The market is saturated with "agentic AI" claims. But most platforms treat AI as either fully autonomous or fully manual, without a clean way to move between the two. The real question is architectural: how do you make both options safe enough for regulated production, and how do you transition between them without rebuilding?

Two Shapes, One Substrate

On Ontoz, AI enters a workflow in exactly two shapes.

A Copilot is bound to a human task. It shares the task's data context — the flow instance, the current form draft, attached documents — and operates within explicit limits. The human takes the final action.

An Agentic Task is fully autonomous. No human is allocated. The agent works toward a stated objective and, when finished, its output is dispatched through the same action-mutation-rule pipeline as any human decision. The orchestrator treats both identically.

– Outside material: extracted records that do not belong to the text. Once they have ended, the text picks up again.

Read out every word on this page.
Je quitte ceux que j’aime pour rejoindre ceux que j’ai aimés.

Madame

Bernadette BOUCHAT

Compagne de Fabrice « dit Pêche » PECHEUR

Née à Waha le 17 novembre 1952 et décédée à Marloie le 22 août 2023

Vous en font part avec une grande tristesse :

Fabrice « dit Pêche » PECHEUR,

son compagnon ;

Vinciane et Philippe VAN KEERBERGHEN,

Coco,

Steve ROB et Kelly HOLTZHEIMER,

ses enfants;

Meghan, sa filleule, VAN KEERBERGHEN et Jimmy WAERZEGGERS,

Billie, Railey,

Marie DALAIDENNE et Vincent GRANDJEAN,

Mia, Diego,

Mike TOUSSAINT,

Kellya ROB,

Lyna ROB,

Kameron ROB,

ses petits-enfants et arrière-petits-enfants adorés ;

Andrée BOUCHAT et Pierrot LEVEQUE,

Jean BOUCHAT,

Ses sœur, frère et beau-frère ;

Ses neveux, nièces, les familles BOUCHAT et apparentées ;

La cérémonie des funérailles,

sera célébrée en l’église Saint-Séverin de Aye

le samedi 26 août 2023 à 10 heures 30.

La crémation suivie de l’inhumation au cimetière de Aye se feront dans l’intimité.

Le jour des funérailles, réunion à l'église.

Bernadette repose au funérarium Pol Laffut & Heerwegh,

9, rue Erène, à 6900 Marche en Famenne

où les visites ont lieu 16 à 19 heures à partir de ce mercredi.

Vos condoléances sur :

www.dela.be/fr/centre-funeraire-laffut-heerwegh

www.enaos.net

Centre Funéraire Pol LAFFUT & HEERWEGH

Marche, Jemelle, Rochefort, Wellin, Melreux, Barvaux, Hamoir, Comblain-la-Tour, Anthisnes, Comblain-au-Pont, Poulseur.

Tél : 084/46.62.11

Both shapes share the same configuration surface: prompt, tools, allowed actions, hooks, guardrails, model definition. The Agentic Task adds four fields — a main objective, success criteria, a termination policy, and an escalation path. Switching from Copilot to autonomous is a configuration change, not a re-architecture.

Making It Production-Safe

A demo needs a prompt and a model. Production needs more.

Tools are typed functions with JSON schemas. The runtime validates arguments before dispatch and writes an audit entry per call. Two tiers exist: generic AI tools (search, calculator, PII redaction) and platform tools that reference Ontoz constructs by name (read flow data, invoke actions, call integrations). Platform tools are preferred because they keep behavior inside audited configuration.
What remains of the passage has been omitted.